My teacher told me that his way of playing mozart is quite inadequate, in a sense he doe not respect the classical arpoach to mozart, he doesn´t follow what is considered by most people the right way to aproach mozrt´s music. On the other hand he says Horowitz is a fantastic interpreter of Scriabin, or Scarlati for example
By no means I am questioning your teacher, but I do question such approach.
For some unexplainable reason some modern scholars desided they "know" something about "classical approach", and for some even more unexplainable reason, those scholars feel they have rights to dictate how classical music should be performed (and BTW, the situation with baroque music is the same).

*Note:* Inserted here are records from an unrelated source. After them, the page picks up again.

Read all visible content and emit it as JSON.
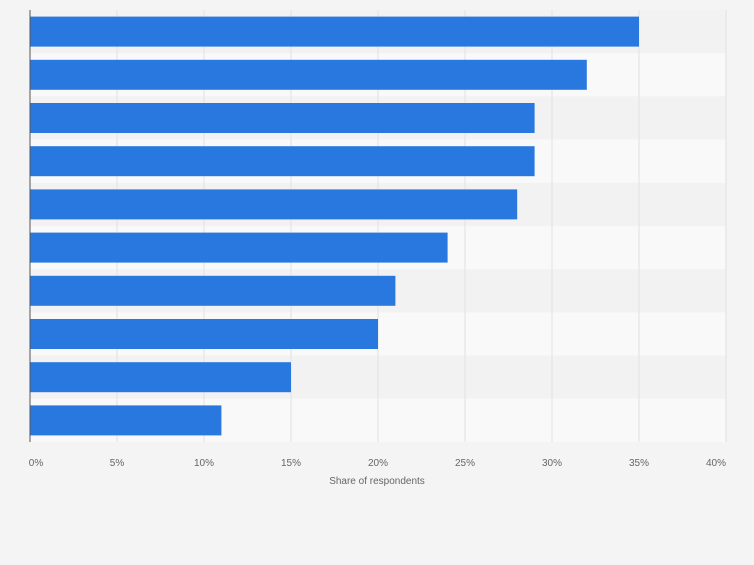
{
  "chart_data": {
    "type": "bar",
    "orientation": "horizontal",
    "categories": [
      "",
      "",
      "",
      "",
      "",
      "",
      "",
      "",
      "",
      ""
    ],
    "values": [
      35,
      32,
      29,
      29,
      28,
      24,
      21,
      20,
      15,
      11
    ],
    "xlabel": "Share of respondents",
    "ylabel": "",
    "xlim": [
      0,
      40
    ],
    "ticks": [
      0,
      5,
      10,
      15,
      20,
      25,
      30,
      35,
      40
    ],
    "tick_labels": [
      "0%",
      "5%",
      "10%",
      "15%",
      "20%",
      "25%",
      "30%",
      "35%",
      "40%"
    ],
    "grid": true,
    "colors": {
      "bar": "#2878df",
      "band_dark": "#f2f2f2",
      "band_light": "#f9f9f9",
      "grid": "#e1e1e1",
      "axis": "#555555",
      "text": "#666666",
      "background": "#f4f4f4"
    }
  }
}
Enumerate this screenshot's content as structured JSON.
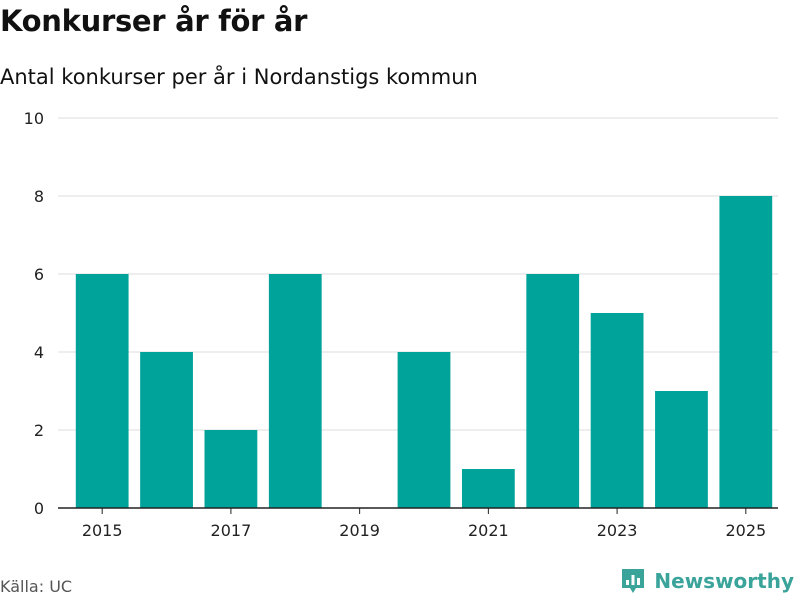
{
  "title": "Konkurser år för år",
  "subtitle": "Antal konkurser per år i Nordanstigs kommun",
  "source": "Källa: UC",
  "brand": {
    "name": "Newsworthy",
    "icon": "newsworthy-logo-icon",
    "color": "#3aa39a"
  },
  "chart_data": {
    "type": "bar",
    "categories": [
      "2015",
      "2016",
      "2017",
      "2018",
      "2019",
      "2020",
      "2021",
      "2022",
      "2023",
      "2024",
      "2025"
    ],
    "values": [
      6,
      4,
      2,
      6,
      0,
      4,
      1,
      6,
      5,
      3,
      8
    ],
    "xtick_labels": [
      "2015",
      "2017",
      "2019",
      "2021",
      "2023",
      "2025"
    ],
    "yticks": [
      0,
      2,
      4,
      6,
      8,
      10
    ],
    "ylim": [
      0,
      10
    ],
    "bar_color": "#00a39a",
    "grid": true,
    "xlabel": "",
    "ylabel": ""
  }
}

What do these scholars actually know about "classical approach"? Have they ever heard how it should actually sound and how do they know how it actually should be?
Let's be logical and think for a second:
As a person Mozart was a wonderful creature--he was talented, he loved life and was incredibly energetic, lively, and harmless person.

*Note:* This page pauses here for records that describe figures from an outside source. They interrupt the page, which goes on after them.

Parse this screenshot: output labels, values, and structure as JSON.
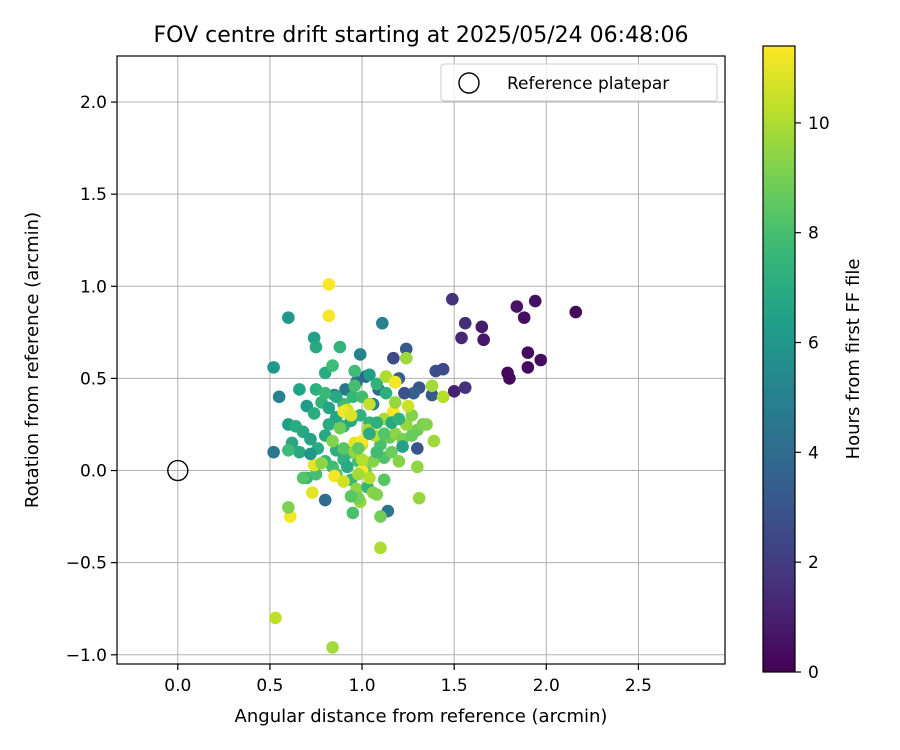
{
  "chart_data": {
    "type": "scatter",
    "title": "FOV centre drift starting at 2025/05/24 06:48:06",
    "xlabel": "Angular distance from reference (arcmin)",
    "ylabel": "Rotation from reference (arcmin)",
    "xlim": [
      -0.33,
      2.97
    ],
    "ylim": [
      -1.05,
      2.25
    ],
    "xticks": [
      0.0,
      0.5,
      1.0,
      1.5,
      2.0,
      2.5
    ],
    "xtick_labels": [
      "0.0",
      "0.5",
      "1.0",
      "1.5",
      "2.0",
      "2.5"
    ],
    "yticks": [
      -1.0,
      -0.5,
      0.0,
      0.5,
      1.0,
      1.5,
      2.0
    ],
    "ytick_labels": [
      "−1.0",
      "−0.5",
      "0.0",
      "0.5",
      "1.0",
      "1.5",
      "2.0"
    ],
    "grid": true,
    "legend": {
      "position": "top-right",
      "entries": [
        "Reference platepar"
      ]
    },
    "reference_point": {
      "name": "Reference platepar",
      "x": 0.0,
      "y": 0.0,
      "marker": "open-circle"
    },
    "colorbar": {
      "label": "Hours from first FF file",
      "colormap": "viridis",
      "range": [
        0,
        11.4
      ],
      "ticks": [
        0,
        2,
        4,
        6,
        8,
        10
      ],
      "tick_labels": [
        "0",
        "2",
        "4",
        "6",
        "8",
        "10"
      ]
    },
    "series": [
      {
        "marker": "filled-circle",
        "points": [
          {
            "x": 2.16,
            "y": 0.86,
            "h": 0.2
          },
          {
            "x": 1.94,
            "y": 0.92,
            "h": 0.5
          },
          {
            "x": 1.88,
            "y": 0.83,
            "h": 0.4
          },
          {
            "x": 1.84,
            "y": 0.89,
            "h": 0.6
          },
          {
            "x": 1.9,
            "y": 0.64,
            "h": 0.3
          },
          {
            "x": 1.97,
            "y": 0.6,
            "h": 0.4
          },
          {
            "x": 1.9,
            "y": 0.56,
            "h": 0.3
          },
          {
            "x": 1.79,
            "y": 0.53,
            "h": 0.2
          },
          {
            "x": 1.8,
            "y": 0.5,
            "h": 0.3
          },
          {
            "x": 1.65,
            "y": 0.78,
            "h": 0.8
          },
          {
            "x": 1.66,
            "y": 0.71,
            "h": 0.7
          },
          {
            "x": 1.56,
            "y": 0.8,
            "h": 1.4
          },
          {
            "x": 1.54,
            "y": 0.72,
            "h": 1.2
          },
          {
            "x": 1.49,
            "y": 0.93,
            "h": 1.6
          },
          {
            "x": 1.5,
            "y": 0.43,
            "h": 1.0
          },
          {
            "x": 1.56,
            "y": 0.45,
            "h": 1.6
          },
          {
            "x": 1.44,
            "y": 0.55,
            "h": 2.5
          },
          {
            "x": 1.4,
            "y": 0.54,
            "h": 2.8
          },
          {
            "x": 1.38,
            "y": 0.41,
            "h": 3.2
          },
          {
            "x": 1.31,
            "y": 0.45,
            "h": 3.0
          },
          {
            "x": 1.28,
            "y": 0.42,
            "h": 3.5
          },
          {
            "x": 1.23,
            "y": 0.42,
            "h": 2.9
          },
          {
            "x": 1.3,
            "y": 0.12,
            "h": 3.0
          },
          {
            "x": 1.24,
            "y": 0.66,
            "h": 3.2
          },
          {
            "x": 1.17,
            "y": 0.61,
            "h": 2.6
          },
          {
            "x": 1.18,
            "y": 0.48,
            "h": 3.8
          },
          {
            "x": 1.2,
            "y": 0.5,
            "h": 3.5
          },
          {
            "x": 1.11,
            "y": 0.8,
            "h": 5.0
          },
          {
            "x": 1.14,
            "y": -0.22,
            "h": 4.5
          },
          {
            "x": 1.02,
            "y": 0.51,
            "h": 3.6
          },
          {
            "x": 1.09,
            "y": 0.44,
            "h": 3.9
          },
          {
            "x": 1.06,
            "y": 0.36,
            "h": 4.8
          },
          {
            "x": 0.97,
            "y": 0.48,
            "h": 4.0
          },
          {
            "x": 0.91,
            "y": 0.44,
            "h": 4.6
          },
          {
            "x": 0.85,
            "y": 0.41,
            "h": 4.7
          },
          {
            "x": 0.99,
            "y": 0.63,
            "h": 5.2
          },
          {
            "x": 0.8,
            "y": -0.16,
            "h": 4.0
          },
          {
            "x": 0.52,
            "y": 0.1,
            "h": 4.6
          },
          {
            "x": 0.55,
            "y": 0.4,
            "h": 5.0
          },
          {
            "x": 0.6,
            "y": 0.83,
            "h": 6.0
          },
          {
            "x": 0.52,
            "y": 0.56,
            "h": 6.0
          },
          {
            "x": 0.74,
            "y": 0.72,
            "h": 6.5
          },
          {
            "x": 0.75,
            "y": 0.67,
            "h": 6.9
          },
          {
            "x": 0.88,
            "y": 0.67,
            "h": 7.4
          },
          {
            "x": 0.66,
            "y": 0.44,
            "h": 6.6
          },
          {
            "x": 0.7,
            "y": 0.35,
            "h": 6.3
          },
          {
            "x": 0.75,
            "y": 0.44,
            "h": 7.2
          },
          {
            "x": 0.8,
            "y": 0.53,
            "h": 7.0
          },
          {
            "x": 0.84,
            "y": 0.57,
            "h": 7.8
          },
          {
            "x": 0.6,
            "y": 0.25,
            "h": 6.4
          },
          {
            "x": 0.64,
            "y": 0.24,
            "h": 7.0
          },
          {
            "x": 0.68,
            "y": 0.21,
            "h": 6.8
          },
          {
            "x": 0.62,
            "y": 0.15,
            "h": 6.8
          },
          {
            "x": 0.66,
            "y": 0.1,
            "h": 6.9
          },
          {
            "x": 0.6,
            "y": 0.11,
            "h": 7.8
          },
          {
            "x": 0.72,
            "y": 0.17,
            "h": 6.6
          },
          {
            "x": 0.76,
            "y": 0.12,
            "h": 7.0
          },
          {
            "x": 0.7,
            "y": -0.04,
            "h": 7.4
          },
          {
            "x": 0.68,
            "y": -0.04,
            "h": 8.3
          },
          {
            "x": 0.75,
            "y": -0.02,
            "h": 8.0
          },
          {
            "x": 0.8,
            "y": 0.05,
            "h": 7.5
          },
          {
            "x": 0.84,
            "y": 0.02,
            "h": 7.9
          },
          {
            "x": 0.86,
            "y": 0.11,
            "h": 7.2
          },
          {
            "x": 0.9,
            "y": 0.06,
            "h": 7.3
          },
          {
            "x": 0.94,
            "y": 0.1,
            "h": 7.6
          },
          {
            "x": 0.98,
            "y": 0.05,
            "h": 7.8
          },
          {
            "x": 0.86,
            "y": -0.02,
            "h": 8.1
          },
          {
            "x": 0.8,
            "y": 0.19,
            "h": 6.9
          },
          {
            "x": 0.82,
            "y": 0.25,
            "h": 7.1
          },
          {
            "x": 0.86,
            "y": 0.29,
            "h": 6.7
          },
          {
            "x": 0.9,
            "y": 0.24,
            "h": 7.2
          },
          {
            "x": 0.94,
            "y": 0.27,
            "h": 6.9
          },
          {
            "x": 0.99,
            "y": 0.3,
            "h": 7.3
          },
          {
            "x": 1.04,
            "y": 0.26,
            "h": 7.5
          },
          {
            "x": 0.78,
            "y": 0.37,
            "h": 7.4
          },
          {
            "x": 0.74,
            "y": 0.31,
            "h": 7.1
          },
          {
            "x": 0.9,
            "y": 0.36,
            "h": 7.8
          },
          {
            "x": 0.95,
            "y": 0.4,
            "h": 7.6
          },
          {
            "x": 1.0,
            "y": 0.4,
            "h": 7.9
          },
          {
            "x": 0.92,
            "y": 0.33,
            "h": 10.6
          },
          {
            "x": 0.96,
            "y": 0.54,
            "h": 7.8
          },
          {
            "x": 1.04,
            "y": 0.52,
            "h": 6.3
          },
          {
            "x": 1.08,
            "y": 0.47,
            "h": 7.4
          },
          {
            "x": 0.8,
            "y": 0.42,
            "h": 7.7
          },
          {
            "x": 0.82,
            "y": 0.34,
            "h": 6.6
          },
          {
            "x": 0.86,
            "y": 0.4,
            "h": 6.9
          },
          {
            "x": 0.96,
            "y": 0.46,
            "h": 8.0
          },
          {
            "x": 0.9,
            "y": 0.12,
            "h": 8.4
          },
          {
            "x": 0.92,
            "y": 0.02,
            "h": 7.0
          },
          {
            "x": 0.94,
            "y": -0.05,
            "h": 7.7
          },
          {
            "x": 0.97,
            "y": -0.1,
            "h": 9.5
          },
          {
            "x": 0.95,
            "y": -0.23,
            "h": 8.1
          },
          {
            "x": 0.99,
            "y": -0.17,
            "h": 9.6
          },
          {
            "x": 0.98,
            "y": -0.15,
            "h": 9.0
          },
          {
            "x": 1.03,
            "y": -0.09,
            "h": 7.5
          },
          {
            "x": 1.06,
            "y": -0.12,
            "h": 9.4
          },
          {
            "x": 1.08,
            "y": -0.13,
            "h": 9.2
          },
          {
            "x": 1.1,
            "y": -0.25,
            "h": 8.9
          },
          {
            "x": 1.12,
            "y": -0.05,
            "h": 8.4
          },
          {
            "x": 1.02,
            "y": 0.0,
            "h": 8.8
          },
          {
            "x": 1.06,
            "y": 0.05,
            "h": 9.3
          },
          {
            "x": 1.12,
            "y": 0.07,
            "h": 8.2
          },
          {
            "x": 1.16,
            "y": 0.1,
            "h": 8.8
          },
          {
            "x": 1.2,
            "y": 0.05,
            "h": 9.3
          },
          {
            "x": 1.1,
            "y": 0.14,
            "h": 8.1
          },
          {
            "x": 1.15,
            "y": 0.18,
            "h": 8.7
          },
          {
            "x": 1.18,
            "y": 0.2,
            "h": 9.4
          },
          {
            "x": 1.22,
            "y": 0.17,
            "h": 9.0
          },
          {
            "x": 1.24,
            "y": 0.25,
            "h": 9.6
          },
          {
            "x": 1.27,
            "y": 0.3,
            "h": 9.2
          },
          {
            "x": 1.3,
            "y": 0.22,
            "h": 8.9
          },
          {
            "x": 1.33,
            "y": 0.25,
            "h": 9.1
          },
          {
            "x": 1.3,
            "y": 0.02,
            "h": 9.5
          },
          {
            "x": 1.31,
            "y": -0.15,
            "h": 9.6
          },
          {
            "x": 1.1,
            "y": -0.42,
            "h": 10.0
          },
          {
            "x": 1.0,
            "y": 0.14,
            "h": 10.4
          },
          {
            "x": 0.96,
            "y": 0.15,
            "h": 10.9
          },
          {
            "x": 1.0,
            "y": 0.16,
            "h": 11.2
          },
          {
            "x": 1.03,
            "y": 0.22,
            "h": 9.8
          },
          {
            "x": 1.07,
            "y": 0.19,
            "h": 10.2
          },
          {
            "x": 1.12,
            "y": 0.28,
            "h": 9.9
          },
          {
            "x": 1.17,
            "y": 0.32,
            "h": 11.3
          },
          {
            "x": 1.18,
            "y": 0.37,
            "h": 9.6
          },
          {
            "x": 1.13,
            "y": 0.51,
            "h": 10.0
          },
          {
            "x": 1.24,
            "y": 0.61,
            "h": 9.7
          },
          {
            "x": 1.18,
            "y": 0.48,
            "h": 11.3
          },
          {
            "x": 1.25,
            "y": 0.35,
            "h": 10.5
          },
          {
            "x": 1.38,
            "y": 0.46,
            "h": 9.8
          },
          {
            "x": 1.44,
            "y": 0.4,
            "h": 10.1
          },
          {
            "x": 1.39,
            "y": 0.16,
            "h": 9.7
          },
          {
            "x": 1.35,
            "y": 0.25,
            "h": 9.2
          },
          {
            "x": 0.9,
            "y": 0.32,
            "h": 11.2
          },
          {
            "x": 0.94,
            "y": 0.3,
            "h": 10.8
          },
          {
            "x": 1.04,
            "y": 0.36,
            "h": 10.4
          },
          {
            "x": 1.0,
            "y": 0.0,
            "h": 11.3
          },
          {
            "x": 0.85,
            "y": -0.03,
            "h": 11.3
          },
          {
            "x": 0.73,
            "y": -0.12,
            "h": 10.9
          },
          {
            "x": 0.74,
            "y": 0.03,
            "h": 11.0
          },
          {
            "x": 0.61,
            "y": -0.25,
            "h": 11.2
          },
          {
            "x": 0.6,
            "y": -0.2,
            "h": 9.1
          },
          {
            "x": 0.53,
            "y": -0.8,
            "h": 10.3
          },
          {
            "x": 0.84,
            "y": -0.96,
            "h": 9.8
          },
          {
            "x": 0.82,
            "y": 1.01,
            "h": 11.4
          },
          {
            "x": 0.82,
            "y": 0.84,
            "h": 11.3
          },
          {
            "x": 0.96,
            "y": 0.1,
            "h": 9.6
          },
          {
            "x": 1.0,
            "y": 0.06,
            "h": 10.1
          },
          {
            "x": 0.98,
            "y": 0.12,
            "h": 8.6
          },
          {
            "x": 1.08,
            "y": 0.1,
            "h": 7.9
          },
          {
            "x": 1.12,
            "y": 0.2,
            "h": 8.3
          },
          {
            "x": 1.04,
            "y": 0.2,
            "h": 7.0
          },
          {
            "x": 1.08,
            "y": 0.26,
            "h": 7.2
          },
          {
            "x": 1.16,
            "y": 0.26,
            "h": 6.8
          },
          {
            "x": 1.13,
            "y": 0.42,
            "h": 7.2
          },
          {
            "x": 1.2,
            "y": 0.28,
            "h": 7.4
          },
          {
            "x": 1.22,
            "y": 0.13,
            "h": 6.5
          },
          {
            "x": 1.27,
            "y": 0.19,
            "h": 8.7
          },
          {
            "x": 0.94,
            "y": -0.14,
            "h": 8.4
          },
          {
            "x": 0.9,
            "y": -0.06,
            "h": 10.6
          },
          {
            "x": 0.98,
            "y": -0.02,
            "h": 9.8
          },
          {
            "x": 1.04,
            "y": -0.04,
            "h": 10.1
          },
          {
            "x": 0.88,
            "y": 0.23,
            "h": 8.9
          },
          {
            "x": 0.84,
            "y": 0.16,
            "h": 9.2
          },
          {
            "x": 0.78,
            "y": 0.04,
            "h": 9.4
          },
          {
            "x": 0.72,
            "y": 0.09,
            "h": 6.0
          }
        ]
      }
    ]
  }
}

He knew how to be funny and he loved fun, jokes, wine, parties, women, and they loved him.
He could equally be incredibly emotional or careless, moody or completely open, be totally wasted, driniking for days and having fun with questionable girls or like posessed work for 26 hours a day...
He was living life and cared for domestic details--money, shopping for food, clothes, or anything else...
He loved, hated, suffered.....
sometimes he was scared, sometimes he was happy, sometimes he did not want to live, sometimes he...
I will tell you more... Sometimes he was taking a bath (it is not nice to girls to be stinky), or even more....
"sometimes" he even used a toilet

Yes, he WAS a genious and he was writing MUSIC, but the fact that he was genious does not take anything from the fact that he was a HUMAN BEING... like you, like me or anybody else.
The only two differences that separates him from me or you were:
1) He did not have a TV, computer, electricity, or central heater, or other conviniences of modern life, and
2) In his music he could COMPLETELY and FULLY express all the range of human emotions so naturally and with such an ease, with such a limited vocabulary as "classical music".
In my arguable opinion, only TWO other composers, ever lived, could express their emotions with such an easy language and greatness... but it is already out of topic...
And afer all of these... after a few centuries, because some scholars have an "opinion" (for what it's worth), saying: "Common, this is the classical approach", Mozart is reduced to something like a man in toxido with metronome in front of him...
Common, it just does not make any sense.
Mozart (and BTW, Scarlatti) was much more romantic than some "romantics". It just happened he was born about hundred years earlier.
But for now.... we have to be practical...
When you play Mozart you have four choices:
1) Express Mozart
2) Express yoursef
3) Express Mozart through yoursef
4) Express scholars' opinion on "classical approach" of Mozart
Any of those, if done convincingly would make perfect sense.
As for Horowitz' Mozart...
In my humble opinion, Mr. Horowitz wonderfully expresses this lively, emotional, youthful, half joking, half serious, or for that matter jokingly serious character of Mozart's music, which ultimately expresses Mozart HIMSELF, and to me it makes perfect sense.
Comparing Horowitz' earlier recordings of some Sonatas to the ones he did later, it is actually very interesting to see WHAT kind of artistic transformations Horowitz had thoughout his life, when we can see ALL the ranges from above classification, depending on the year of the performance, or movement of the piece.
One of my favorites is Concerto A major.
I might argue with some Horowitz mannerisms in his late recordings--you can like it or not, but it is impossible not to agree that in every note you can recognize--every note was played by one of the greatest artists and one of the most amazing musical minds ever born.
It is impossible to put such an art into any classifications because unlike some musical scholars (sometimes I am wondering if they ever loved), SUCH artists like Vladimir Horowitz actually CREATE classifications.
Hopefully I was not too boring and my point went through.